2018—A Flying Movie Star
I’m not talking about John Travolta or Harrison Ford. Meet Shytran, a Saker Falcon trained by Tony Suffredini, a professional animal trainer and master falconer. Shytran is a movie star and put in an appearance at the California Foundation for Birds of Prey’s annual open house recently with flight demonstrations. One of the movies that features Shytran is Hidalgo, a 2004 feature film also starring Viggo Mortensen and Omar Sharif. I have not seen the movie and Netflix has it only on DVD so I will have to wait a while to see Shytran in action in the movies. In the mean time, I managed to capture some of her flight demonstrations at the CFBP Open House.
The Saker Falcon (Falco cherrug) is a large falcon, only slightly smaller than the Peregrine Falcon. It breeds from Eastern Europe across Asia to Manchuria. It is a popular falconry bird, especially in the Middle East, but it is now endangered in the wild. These birds are capable of diving after prey at 200 mph but their average horizontal flying speed while much slower, at 50-60mph is still a challenge to keep in the viewfinder, let alone to photograph.
I managed to get a few that didn’t clip the wings but it was not easy to keep track of such a fast flying bird circling in the relatively small space surrounded by trees. I used my Nikon D500 with 300mm PF lens. Because the D500 is a crop frame camera, I was effectively shooting at 450mm. For me, this is the perfect birds-in-flight camera and lens combination. If I add a 1.4X teleconverter, my focal length is 600mm extending the reach even further in an extremely lightweight package and no tripod needed!
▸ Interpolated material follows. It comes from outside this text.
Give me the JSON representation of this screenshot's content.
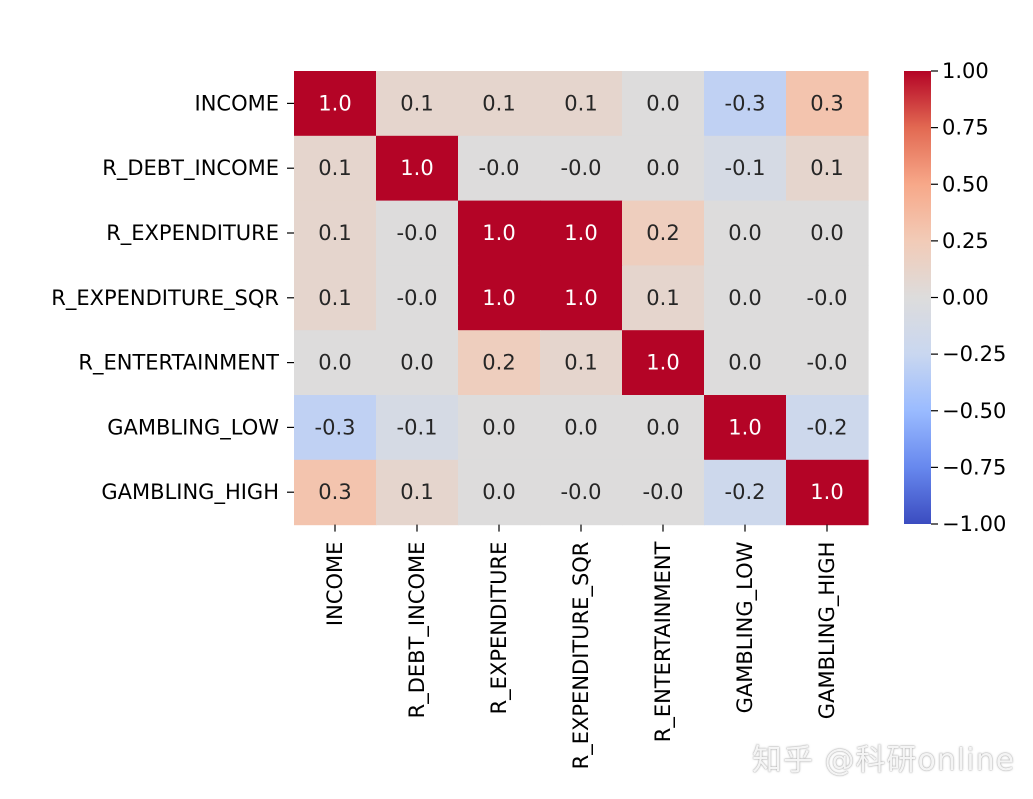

I love my full frame Nikon D5 and 600mm prime lens and I will continue to use them to capture gorgeous wildlife photographs that I can’t get any other way but that combination is a monster. I must use a heavy duty Gitzo Series 5 Tripod and a gimbal head to accommodate the pair. Although the gimbal head and the tripod are both carbon fiber which makes them relatively lightweight, together they weigh just under 10 pounds and the 600mm lens and the Nikon D5 together weigh 11.5 pounds making that rig almost 21.5 pounds. Add on the teleconverter and I’m picking up 22 pounds and slinging it (so to speak) over my shoulder in search of wildlife. While I am used to and able to do that, I love having the freedom of the lightweight D500/300mm combination, a mere 3.5 pounds.